Angelology
- First edition
- Author: Danielle Trussoni
- Language: English
- Genre: Thriller
- Publisher: Viking
- Publication date: March 9, 2010
- Publication place: United States
- Media type: Hardcover
- Pages: 464
- ISBN: 978-0-670-02147-5

= Angelology (novel) =

2010 novel by Danielle Trussoni

Angelology is a first novel by Danielle Trussoni. It was published by Viking Press in March 2010.

==Plot==
The story follows a nun in New York who unwittingly reignites an ancient war between Angelologists, a group who study angels, and a race of descendants of angels and humans called the Nephilim. The story blends ancient biblical pericopes, the myth of Orpheus, and the fall of rebel angels.

==Characters==
- Dr.

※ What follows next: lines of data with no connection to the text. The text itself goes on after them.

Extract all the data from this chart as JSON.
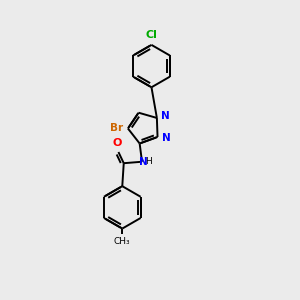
{
  "bg_color": "#ebebeb",
  "bond_color": "#000000",
  "atom_colors": {
    "Cl": "#00aa00",
    "Br": "#cc6600",
    "N": "#0000ff",
    "O": "#ff0000",
    "H": "#000000",
    "C": "#000000"
  },
  "figsize": [
    3.0,
    3.0
  ],
  "dpi": 100
}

Raphael Valko: A French professor who coordinates an extraction of a body of a fallen angel from a cave in the Rhodope Mountains in 1943. Seraphina Valko is Dr. Valko's wife. The excavation of the fallen angel's body is located in an area that has historical ties to Orpheus and Greek mythology.
- Evangeline: Her father gave her to Franciscan nuns to raise. After she has taken vows, she starts to doubt her religion and starts investigating her parents, who were angelologists.
- Percival Grigori: A Nephilim villain.
- Verlaine: One art student, who is smitten with Sister Evangeline, and assists her in finding artifacts related to angels and stands beside her in the fight against the Nephilim.
- Gabriella Lévi-Franche Valko: An angelologist, whose activities as a 21 year old women directed the course of history.

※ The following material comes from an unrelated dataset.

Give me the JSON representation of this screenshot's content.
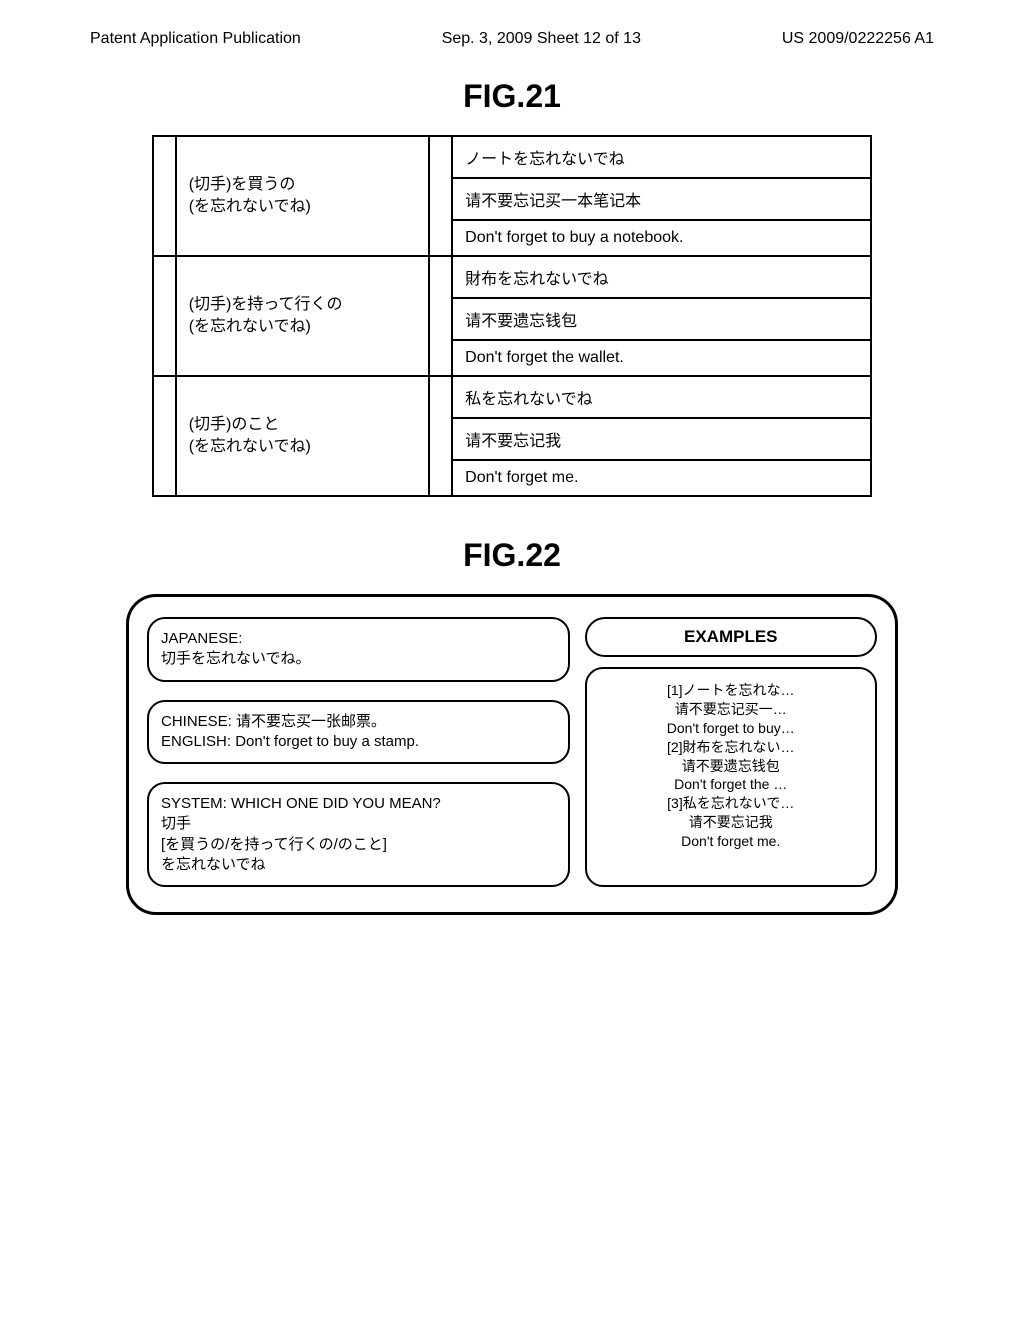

== Publishing and film interest ==
Eric Simonoff, then at Janklow & Nesbit, agented the book. In early 2009, seven different publishing houses vied for the manuscript. It eventually went to Viking Press for an undisclosed amount. According to Publishers Weekly, a reputable industry publication, the final offer was "well into six figures".

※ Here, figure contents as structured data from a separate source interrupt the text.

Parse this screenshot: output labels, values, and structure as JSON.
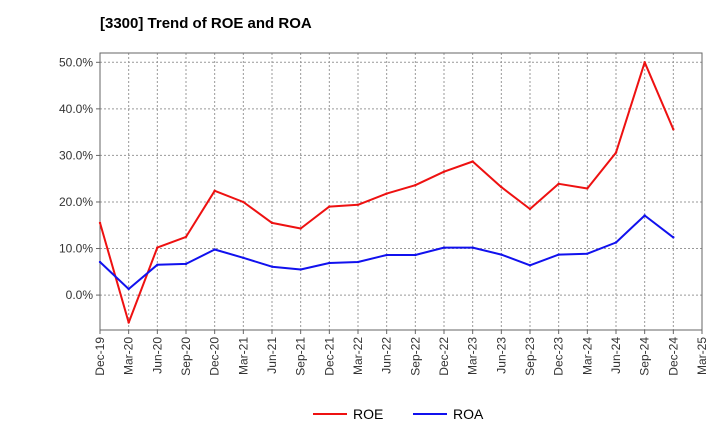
{
  "chart_data": {
    "type": "line",
    "title": "[3300]  Trend of ROE and ROA",
    "xlabel": "",
    "ylabel": "",
    "categories": [
      "Dec-19",
      "Mar-20",
      "Jun-20",
      "Sep-20",
      "Dec-20",
      "Mar-21",
      "Jun-21",
      "Sep-21",
      "Dec-21",
      "Mar-22",
      "Jun-22",
      "Sep-22",
      "Dec-22",
      "Mar-23",
      "Jun-23",
      "Sep-23",
      "Dec-23",
      "Mar-24",
      "Jun-24",
      "Sep-24",
      "Dec-24",
      "Mar-25"
    ],
    "ylim": [
      -7.5,
      52.0
    ],
    "yticks": [
      0,
      10,
      20,
      30,
      40,
      50
    ],
    "ytick_labels": [
      "0.0%",
      "10.0%",
      "20.0%",
      "30.0%",
      "40.0%",
      "50.0%"
    ],
    "grid": true,
    "legend_position": "bottom-center",
    "series": [
      {
        "name": "ROE",
        "color": "#ee1111",
        "values": [
          15.5,
          -5.9,
          10.2,
          12.5,
          22.4,
          20.0,
          15.5,
          14.3,
          19.0,
          19.4,
          21.8,
          23.6,
          26.5,
          28.7,
          23.2,
          18.5,
          23.9,
          22.9,
          30.6,
          50.0,
          35.6,
          null
        ]
      },
      {
        "name": "ROA",
        "color": "#1111ee",
        "values": [
          7.1,
          1.3,
          6.5,
          6.7,
          9.8,
          8.0,
          6.1,
          5.5,
          6.9,
          7.1,
          8.6,
          8.6,
          10.2,
          10.2,
          8.7,
          6.4,
          8.7,
          8.9,
          11.3,
          17.1,
          12.4,
          null
        ]
      }
    ]
  }
}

Apart from publishing industry interest, two motion picture studios, Columbia Pictures and Universal Pictures, bid against each other for the film rights, with Columbia winning.

Andrea Gianetti and DeVon Franklin (Columbia's executive producers on The Da Vinci Code and Angels & Demons) are currently overseeing the project. Will Smith and James Lassiter's Overbrook Entertainment will co-produce with director Marc Forster. Marc Forster will be directing the film.